I like that “Homing” freezes us on our way home, capturing a desire and a direction but not necessarily a place.
“Homing” also defamiliarizes because it is not usually a term used for humans. When I decided to use it, I thought of homing pigeons. Non-human homing brings up the question of agency and choice: pigeons, whatever their natural proclivity (I am getting out of my comfort zone again!) must be trained to return to a home that is not in any sense theirs. Since settling on a title I have been introduced to—or reminded about—other uses of “homing,” as in “homing device,” “homing beacon,” and even “homing bullet.” All of these inanimate nouns that turn “homing” into an adjective have in common the idea of tracking. A homing bullet follows its target, who becomes, oddly, a home for the bullet. While I have briefly mentioned home as a place of violence—and will, I imagine, do more often in the New Year—it is the idea of “tracking” I want to mention here. I like to think of homing—and indeed of the blog it names—as being a sort of tracking: of myself, of others, of cultural norms, of historical change.

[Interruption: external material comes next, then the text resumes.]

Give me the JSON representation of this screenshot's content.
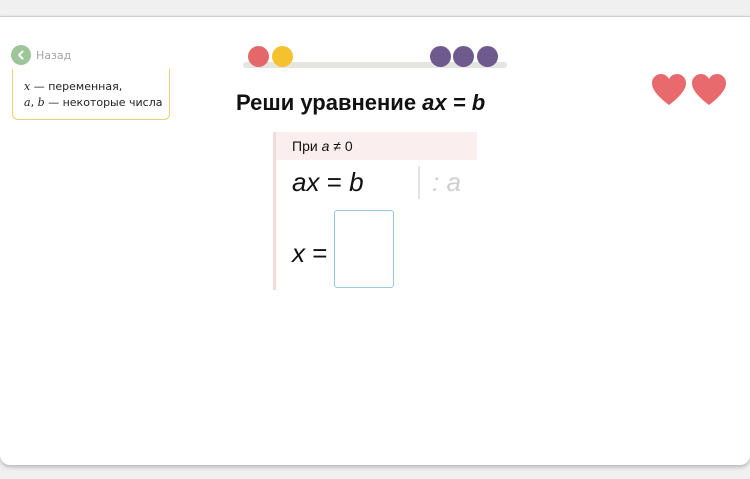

If I may wrest myself from the fine points of gerunds to talk about the term as I whole, this is what I would say. “Homing” signifies a paradox. When it does what I want it to do, the term allows me to attend simultaneously to the ideal of home and to the ways in which that ideal is impossible, problematic, and dangerous. It allows me to celebrate the small acts that make up living in a home and to attend to the racial and economic inequalities surrounding home ownership, access, and shelter. It allows me, I hope, to celebrate the domestic and to think about the gendered history that confines women to the domestic sphere. Homing has room, makes a place for this sentence: “I can’t wait for my kids to come home for Christmas” and this one: “Domestic abusers have turned to home security devices and remote thermostats to monitor and torture their victims.”
On a more personal note, “Homing” also allows me to talk about many seemingly unconnected things that are important to me—and that of course turn out to be connected after all. It was only a few months ago, that I realized I have long been writing and thinking about home but without centering the concept. Take George Scharf (I won’t say please). Robyn’s and my book about him is all about forming and reforming households—from the one George made with Jack before the latter’s surprise marriage, to the one he formed with his mother and aunt that mysteriously did not include his father, to the aristocratic ones he visited in a puzzling mixture of capacities (employee, guest, friend). After starting this blog, I turned to the book and was shocked to see there were no entries in the index under “household” or even “home.” This blog allows me to rethink—with some frustration—my already-published work.
If the blog has allowed me to make Victorian connections, it has also made a place for more personal memories. It is not surprising that many of the stories of my childhood center on the idea of home—although the particular mix of travel and generational housebound-edness may be specific to me. What is more surprising, perhaps, is how resonant home was during my college years. The two “disasters” of the blog’s subtitle served this last year as ways of anchoring home in time, and as events that made home particularly visible to me. I don’t know if those disasters will continue to structure the blog, but they inevitably shape it—especially, of course, the ongoing disaster of COVID, which, despite our New Year fantasies about the end of 2020, will persist beyond this year-end summary into 2021 and beyond. But that is a story for another year. This one.